On July 14, 2021, the Governing Council of the European Central Bank (ECB) announced that it would start a 24-month long investigation phase of a project to implement a Central Bank digital currency (CBDC), a digital euro. The investigation phase will explore the possible functional design of a digital euro, the cases in which it would be used, changes to the European Union legislative framework that would be needed to adopt the digital euro, and the prospective impact of the digital euro on the market. The investigation will also seek to define a business model for supervised intermediaries within the digital euro ecosystem.
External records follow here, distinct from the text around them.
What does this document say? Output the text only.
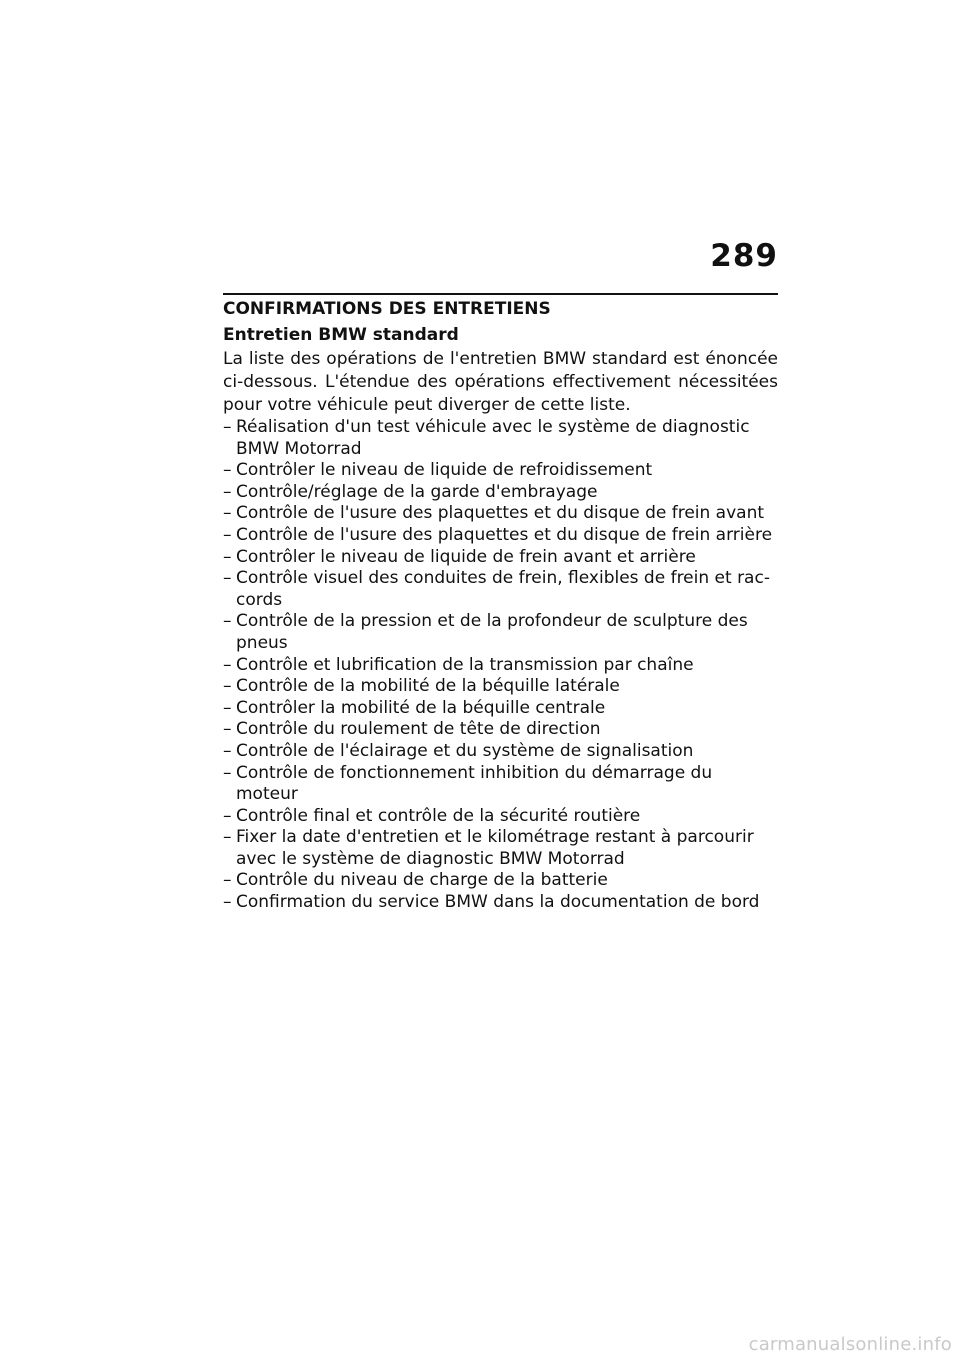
289
CONFIRMATIONS DES ENTRETIENS

Entretien BMW standard

La liste des opérations de l'entretien BMW standard est énoncée ci-dessous. L'étendue des opérations effectivement nécessitées pour votre véhicule peut diverger de cette liste.

– Réalisation d'un test véhicule avec le système de diagnostic
BMW Motorrad
– Contrôler le niveau de liquide de refroidissement
– Contrôle/réglage de la garde d'embrayage
– Contrôle de l'usure des plaquettes et du disque de frein avant
– Contrôle de l'usure des plaquettes et du disque de frein arrière
– Contrôler le niveau de liquide de frein avant et arrière
– Contrôle visuel des conduites de frein, flexibles de frein et rac-
cords
– Contrôle de la pression et de la profondeur de sculpture des
pneus
– Contrôle et lubrification de la transmission par chaîne
– Contrôle de la mobilité de la béquille latérale
– Contrôler la mobilité de la béquille centrale
– Contrôle du roulement de tête de direction
– Contrôle de l'éclairage et du système de signalisation
– Contrôle de fonctionnement inhibition du démarrage du moteur
– Contrôle final et contrôle de la sécurité routière
– Fixer la date d'entretien et le kilométrage restant à parcourir
avec le système de diagnostic BMW Motorrad
– Contrôle du niveau de charge de la batterie
– Confirmation du service BMW dans la documentation de bord
carmanualsonline.info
During the investigation phase, the joint technical work of the ECB and the European Commission regarding a broad range of policy, legal, and technical questions stemming from a possible digital euro will be intensified. Learnings from the experimentation work performed by the ECB and the euro-area national central banks from September 2020 until June 2021 will be taken into account in the investigation phase. A digital euro would complement cash and not replace it. However, no final decision on whether to issue a digital euro has been made.
Background on Central Bank Digital Currencies
There is no official definition of a CBDC. The Bank for International Settlement (BIS) defines it as a “digital form of central bank money that is different from balances in traditional reserve or settlement accounts.” Generally, CBDCs have the following three characteristics. They are
- electronic money issued by the central bank,
- denominated in the national unit of account, and
- a liability of the central bank.
A 2021 survey of 65 central banks conducted by the BIS found that 86% of the survey participants were actively researching the benefits and drawbacks of CBDCs, with 60% conducting experiments or proofs-of-concept and 14% moving forward to development and pilot projects. The Central Bank of The Bahamas was the first central bank worldwide to launch a retail CBDC, the Electronic Bahamian Dollar (“Sand Dollar”), on October 20, 2020.
Digital Euro Project Timeline
In October 2020, the Eurosystem High-Level Task Force published its report on a digital euro. It defined a digital euro as “a liability of the Eurosystem recorded in digital form as a complement to cash and central bank deposits” for use in retail transactions available to the general public. The report identified four possible scenarios that would require the issuance of a digital euro: an increased demand for electronic payments in the euro area, a significant decline in the use of cash as a means of payment, the launch of global private means of payment that might raise regulatory concerns and pose risks, and a broad take-up of CBDCs issued by foreign central banks (digital dollarization). In April 2021, the ECB published a public consultation report. The investigation phase started on July 14, 2021, and will last 24 months. A final decision on whether to issue a digital euro will be made after the conclusion of the investigation phase. European policymakers, citizens, merchants, and the payments industry will be involved in the discussion.